Here’s our summary of the main video connectors you’ll encounter and how to identify them:

VGA (Video Graphics Adapter)

Easily identifiable by its two screws (to secure the connector) and its numerous (15) round holes, VGA connectors were standard issue on computer monitors in the late 1980s and early 1990s. Most of them were on the old CRT (big, bulky) monitors, but some early flatscreens also have them.

RCA connectors (Radio Corporation of America)

These are possibly the easiest connectors of all to identify since they have very distinctive red, yellow and white plastic casing on the ends of the connectors to make it easy to identify which connector goes in which socket. These were once ubiquitous in televisions and quite popular for computer monitors.

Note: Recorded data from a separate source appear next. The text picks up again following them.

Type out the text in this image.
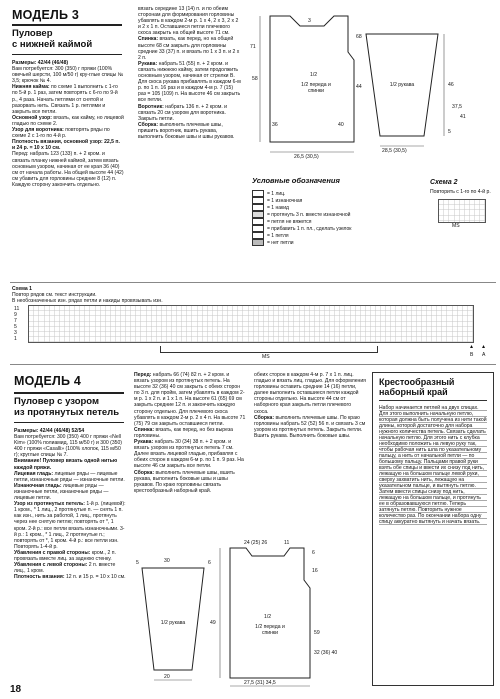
МОДЕЛЬ 3
Пуловер
с нижней каймой
Размеры: 42/44 (46/48)
Вам потребуется: 300 (350) г пряжи (100% овечьей шерсти, 100 м/50 г) кру-глые спицы № 3,5; крючок № 4.
Нижняя кайма: по схеме 1 выполнить с 1-го по 5-й р. 1 раз, затем повторять с 6-го по 9-й р., 4 раза. Начать петлями от снятой и разорвать нить. Связать 1 р. петлями и закрыть все петли.
Основной узор: вязать, как кайму, но лицевой гладью по схеме 2.
Узор для воротника: повторять ряды по схеме 2 с 1-го по 4-й р.
Плотность вязания, основной узор: 22,5 п. и 24 р. = 10 х 10 см.
Перед: набрать 123 (133) п. + 2 кром. и связать планку нижней каймой, затем вязать основным узором, начиная от ее края 36 (40) см от начала работы. На общей высоте 44 (42) см убавить для горловины средние 8 (12) п. Каждую сторону закончить отдельно.
вязать середине 13 (14) п. и по обеим сторонам для формирования горловины убавлять в каждом 2-м р. 1 х 4, 2 х 3, 2 х 2 и 2 х 1 п. Оставшиеся петли плечевого скоса закрыть на общей высоте 71 см.
Спинка: вязать, как перед, но на общей высоте 68 см закрыть для горловины средние 33 (37) п. и вязать по 1 х 3 п. и 2 х 2 п.
Рукава: набрать 51 (55) п. + 2 кром. и связать нижнюю кайму, затем продолжить основным узором, начиная от стрелки В. Для скоса рукава прибавлять в каждом 6-м р. по 1 п. 16 раз и в каждом 4-м р. 7 (15) раз = 105 (109) п. На высоте 46 см закрыть все петли.
Воротник: набрать 136 п. + 2 кром. и связать 20 см узором для воротника. Закрыть петли.
Сборка: выполнить плечевые швы, пришить воротник, вшить рукава, выполнить боковые швы и швы рукавов.
1/2 переда и спинки
1/2 рукава
58
3
71
68
44
36	40
46
5
26,5 (30,5)
28,5 (30,5)
37,5
41
1/2
Условные обозначения
= 1 лиц.
= 1 изнаночная
= 1 накид
= протянуть 3 п. вместе изнаночной
= петля не вяжется
= прибавить 1 п. пл., сделать узелок
= 1 петля
= нет петли
Схема 2
Повторить с 1-го по 4-й р.
MS
Схема 1
Повтор рядов см. текст инструкции.
В необозначенных изн. рядах петли и накиды провязывать изн.
11
9
7
5
3
1
MS	B A
▲ ▲
МОДЕЛЬ 4
Пуловер с узором
из протянутых петель
Размеры: 42/44 (46/48) 52/54
Вам потребуется: 300 (350) 400 г пряжи «Nell Kim» (100% полиамид, 115 м/50 г) и 300 (350) 400 г пряжи «Casalli» (100% хлопок, 115 м/50 г); круглые спицы № 7.
Внимание! Пуловер вязать одной нитью каждой пряжи.
Лицевая гладь: лицевые ряды — лицевые петли, изнаночные ряды — изнаночные петли.
Изнаночная гладь: лицевые ряды — изнаночные петли, изнаночные ряды — лицевые петли.
Узор из протянутых петель: 1-й р. (лицевой): 1 кром., * 1 лиц., 2 протянутые п. — снять 1 п. как изн., нить за работой, 1 лиц., протянуть через нее снятую петлю; повторять от *, 1 кром. 2-й р.: все петли вязать изнаночными. 3-й р.: 1 кром., * 1 лиц., 2 протянутые п.; повторять от *, 1 кром. 4-й р.: все петли изн. Повторять 1-4-й р.
Убавления с правой стороны: кром., 2 п. провязать вместе лиц. за заднюю стенку.
Убавления с левой стороны: 2 п. вместе лиц., 1 кром.
Плотность вязания: 12 п. и 15 р. = 10 х 10 см.
Перед: набрать 66 (74) 82 п. + 2 кром. и вязать узором из протянутых петель. На высоте 32 (36) 40 см закрыть с обеих сторон по 3 п. для пройм, затем убавлять в каждом 2-м р. 1 х 2 п. и 1 х 1 п. На высоте 61 (65) 69 см закрыть средние 12 п. и закончить каждую сторону отдельно. Для плечевого скоса убавлять в каждом 2-м р. 2 х 4 п. На высоте 71 (75) 79 см закрыть оставшиеся петли.
Спинка: вязать, как перед, но без выреза горловины.
Рукава: набрать 30 (34) 38 п. + 2 кром. и вязать узором из протянутых петель 7 см. Далее вязать лицевой гладью, прибавляя с обеих сторон в каждом 6-м р. по 1 п. 9 раз. На высоте 46 см закрыть все петли.
Сборка: выполнить плечевые швы, вшить рукава, выполнить боковые швы и швы рукавов. По краю горловины связать крестообразный наборный край.
обеих сторон в каждом 4-м р. 7 х 1 п. лиц. гладью и вязать лиц. гладью. Для оформления горловины оставить средние 14 (16) петли, далее выполнить оставшиеся петли каждой стороны отдельно. На высоте 44 см от наборного края закрыть петли плечевого скоса.
Сборка: выполнить плечевые швы. По краю горловины набрать 52 (52) 56 п. и связать 3 см узором из протянутых петель. Закрыть петли. Вшить рукава. Выполнить боковые швы.
1/2 переда и спинки
1/2 рукава
24 (25) 26	11
6
16
6
5	30
1/2
20
59
32 (36) 40
49
27,5 (31) 34,5
Крестообразный
наборный край
Набор начинается петлей на двух спицах. Для этого выполнить начальную петлю, которая должна быть получена из нити такой длины, которой достаточно для набора нужного количества петель. Связать сделать начальную петлю. Для этого нить с клубка необходимо положить на левую руку так, чтобы рабочая нить шла по указательному пальцу, а нить от начальной петли — по большому пальцу. Пальцами правой руки взять обе спицы и ввести их снизу под нить, лежащую на большом пальце левой руки, сверху захватить нить, лежащую на указательном пальце, и вытянуть петлю. Затем ввести спицы снизу под нить, лежащую на большом пальце, и протянуть ее в образовавшуюся петлю. Теперь затянуть петлю. Повторить нужное количество раз. По окончании набора одну спицу аккуратно вытянуть и начать вязать.
18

DVI (Digital Visual Interface)

For a while, DVI was “the next big thing” but it was superseded fairly quickly so you’re not likely to find many of these about, which is just as well as DVI connectors come in no less than 5 forms.

The best way to identify a DVI connector is that it uses two screws to secure it to the monitor (or television) in the same way as VGA connectors do, but it has square holes rather than round ones and at the right-hand side it has either a small cluster of four squares or an empty space.

Mini DVI

This looks just like regular DVI only smaller, which means it need a separate adaptor to make the connection. Mini DVI was only ever used on devices made by Apple.

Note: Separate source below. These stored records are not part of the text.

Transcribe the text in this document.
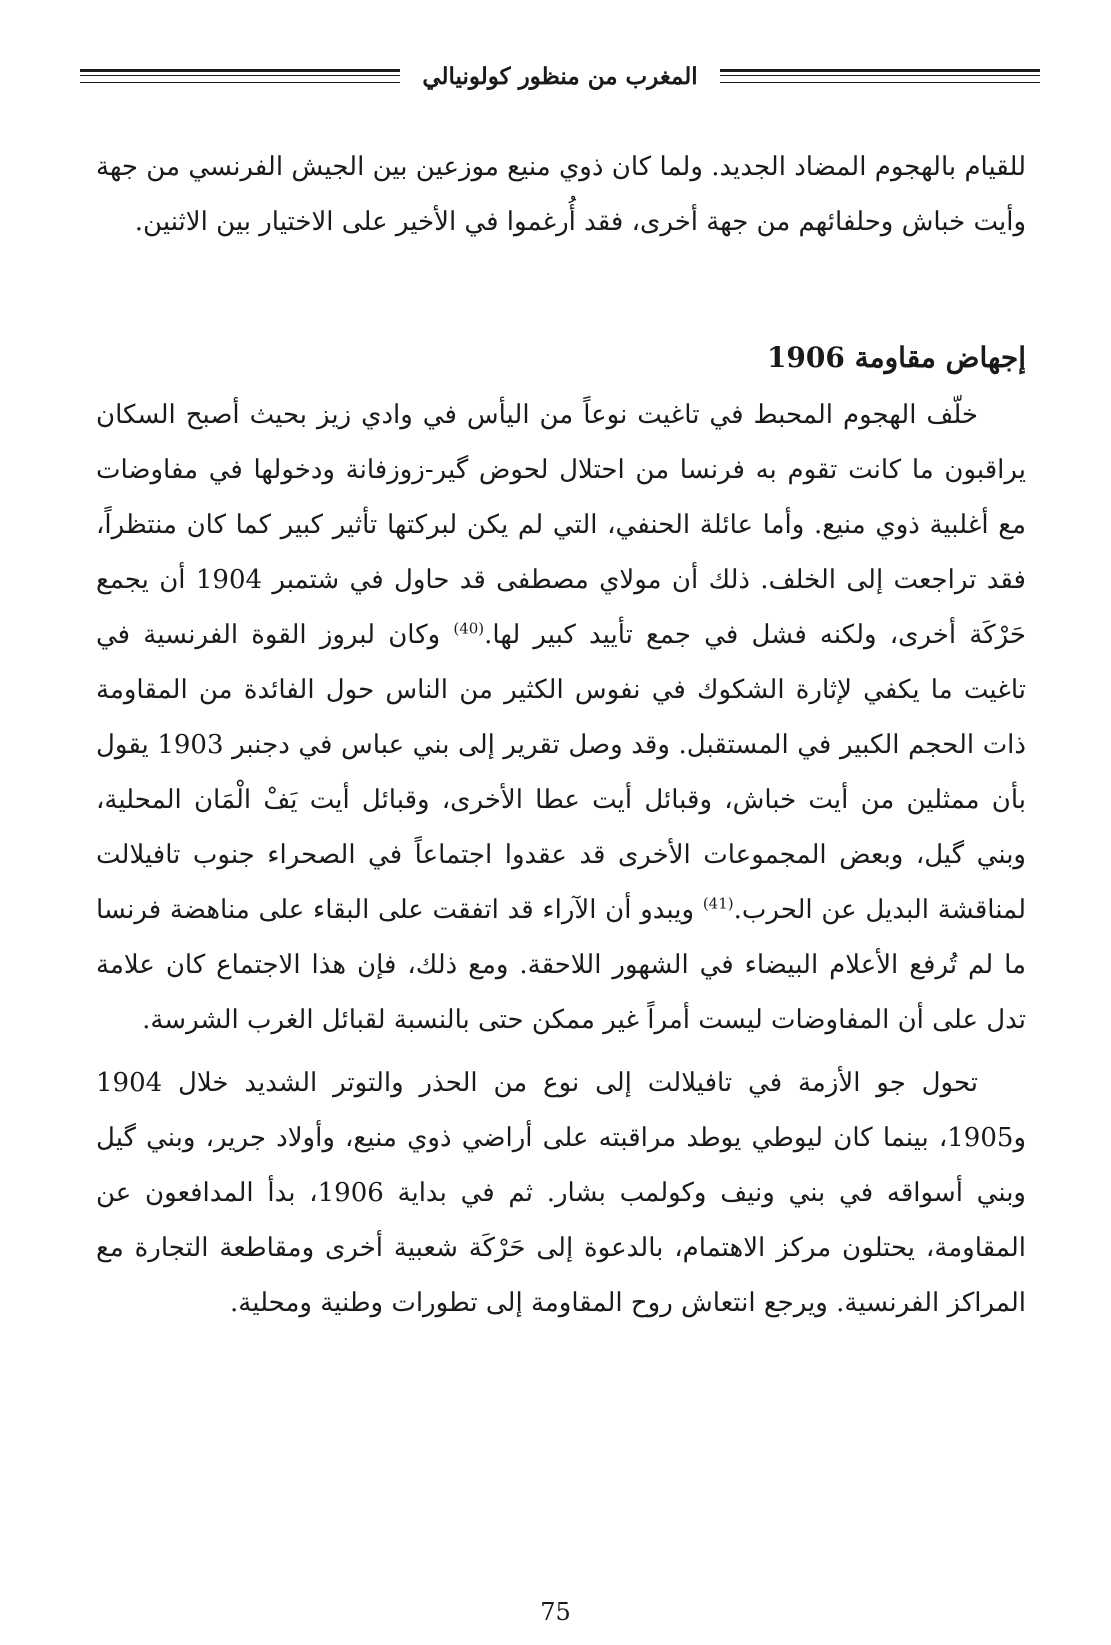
المغرب من منظور كولونيالي

للقيام بالهجوم المضاد الجديد. ولما كان ذوي منيع موزعين بين الجيش الفرنسي من جهة وأيت خباش وحلفائهم من جهة أخرى، فقد أُرغموا في الأخير على الاختيار بين الاثنين.

إجهاض مقاومة 1906

خلّف الهجوم المحبط في تاغيت نوعاً من اليأس في وادي زيز بحيث أصبح السكان يراقبون ما كانت تقوم به فرنسا من احتلال لحوض گير-زوزفانة ودخولها في مفاوضات مع أغلبية ذوي منيع. وأما عائلة الحنفي، التي لم يكن لبركتها تأثير كبير كما كان منتظراً، فقد تراجعت إلى الخلف. ذلك أن مولاي مصطفى قد حاول في شتمبر 1904 أن يجمع حَرْكَة أخرى، ولكنه فشل في جمع تأييد كبير لها.$^{(40)}$ وكان لبروز القوة الفرنسية في تاغيت ما يكفي لإثارة الشكوك في نفوس الكثير من الناس حول الفائدة من المقاومة ذات الحجم الكبير في المستقبل. وقد وصل تقرير إلى بني عباس في دجنبر 1903 يقول بأن ممثلين من أيت خباش، وقبائل أيت عطا الأخرى، وقبائل أيت يَفْ الْمَان المحلية، وبني گيل، وبعض المجموعات الأخرى قد عقدوا اجتماعاً في الصحراء جنوب تافيلالت لمناقشة البديل عن الحرب.$^{(41)}$ ويبدو أن الآراء قد اتفقت على البقاء على مناهضة فرنسا ما لم تُرفع الأعلام البيضاء في الشهور اللاحقة. ومع ذلك، فإن هذا الاجتماع كان علامة تدل على أن المفاوضات ليست أمراً غير ممكن حتى بالنسبة لقبائل الغرب الشرسة.

تحول جو الأزمة في تافيلالت إلى نوع من الحذر والتوتر الشديد خلال 1904 و1905، بينما كان ليوطي يوطد مراقبته على أراضي ذوي منيع، وأولاد جرير، وبني گيل وبني أسواقه في بني ونيف وكولمب بشار. ثم في بداية 1906، بدأ المدافعون عن المقاومة، يحتلون مركز الاهتمام، بالدعوة إلى حَرْكَة شعبية أخرى ومقاطعة التجارة مع المراكز الفرنسية. ويرجع انتعاش روح المقاومة إلى تطورات وطنية ومحلية.

75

HDMI (High Definition Media Input)

If you’re having issues connecting to an HDMI monitor, then you’re probably the one with the older device. HDMI is very much in current use so you’d better be prepared to encounter it.

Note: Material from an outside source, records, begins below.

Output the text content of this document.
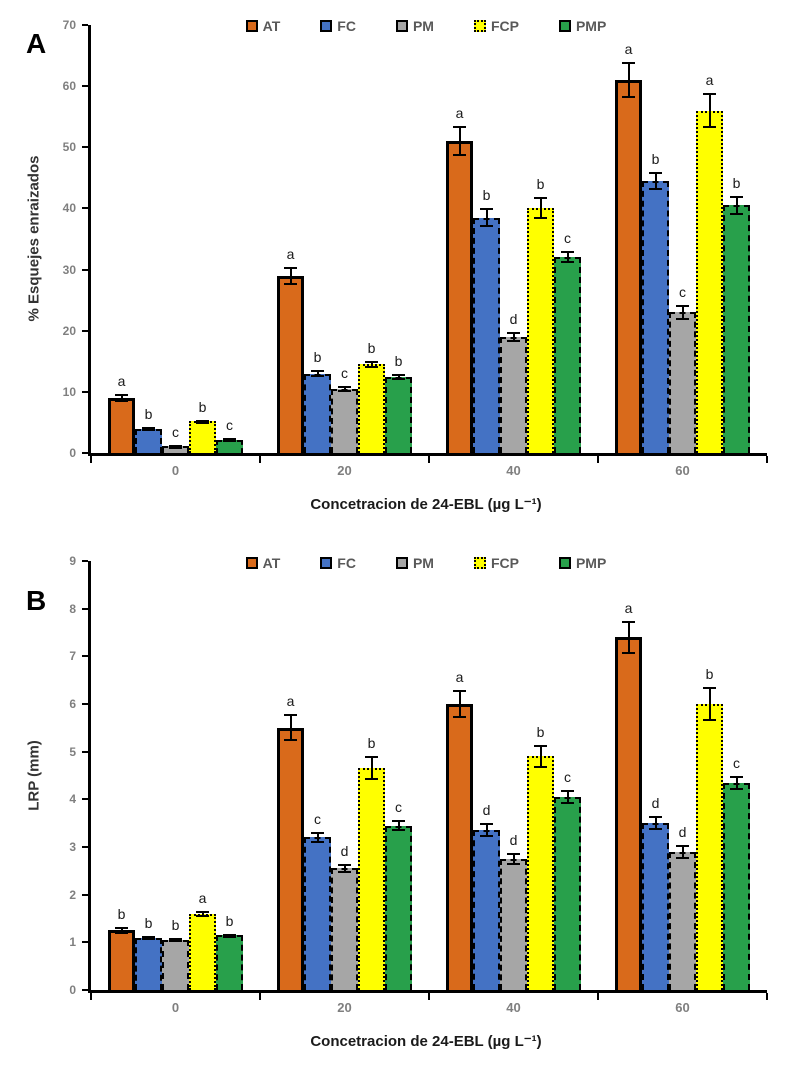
A
AT	FC	PM	FCP	PMP
% Esquejes enraizados
0
10
20
30
40
50
60
70
0	20	40	60
a
b
c
b
c
a
b
c
b
b
a
b
d
b
c
a
b
c
a
b
Concetracion de 24-EBL (µg L⁻¹)
B
AT	FC	PM	FCP	PMP
LRP (mm)
0
1
2
3
4
5
6
7
8
9
0	20	40	60
b
b	b
a
b
a
c
d
b
c
a
d
d
b
c
a
d
d
b
c
Concetracion de 24-EBL (µg L⁻¹)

The HDMI connection looks essentially like a more svelte version of USB and, if you look at the inside of the connection, it is straight.

NB: HDMI actually comes in three flavours, of which the biggest, HDMI A is used on monitors and TVs. HDMI C (also known as Mini-HDMI) is used on laptops and some tablets and HDMI D (micro HDMI) is used on smartphones and some tablets.

Display Port

Interestingly, Display Port generally gets its full name rather than being called DP, perhaps because DP is not a TLA (three-letter abbreviation). Unfortunately, it looks very like HDMI and doubly unfortunately it’s also very popular, in fact it’s HDMI’s chief rival in the current popularity stakes.

Look at the inside of the socket and if, instead of just a straight line, you see two vertical lines coming down, one at each end, then it’s a Display Port.

Mini Display Port

This was created by Apple, the masters of miniaturisation. It is straight inside like HDMI and frankly the two cables look so similar that, unless you already know what it is, it’s trial and error to find out which connector fits.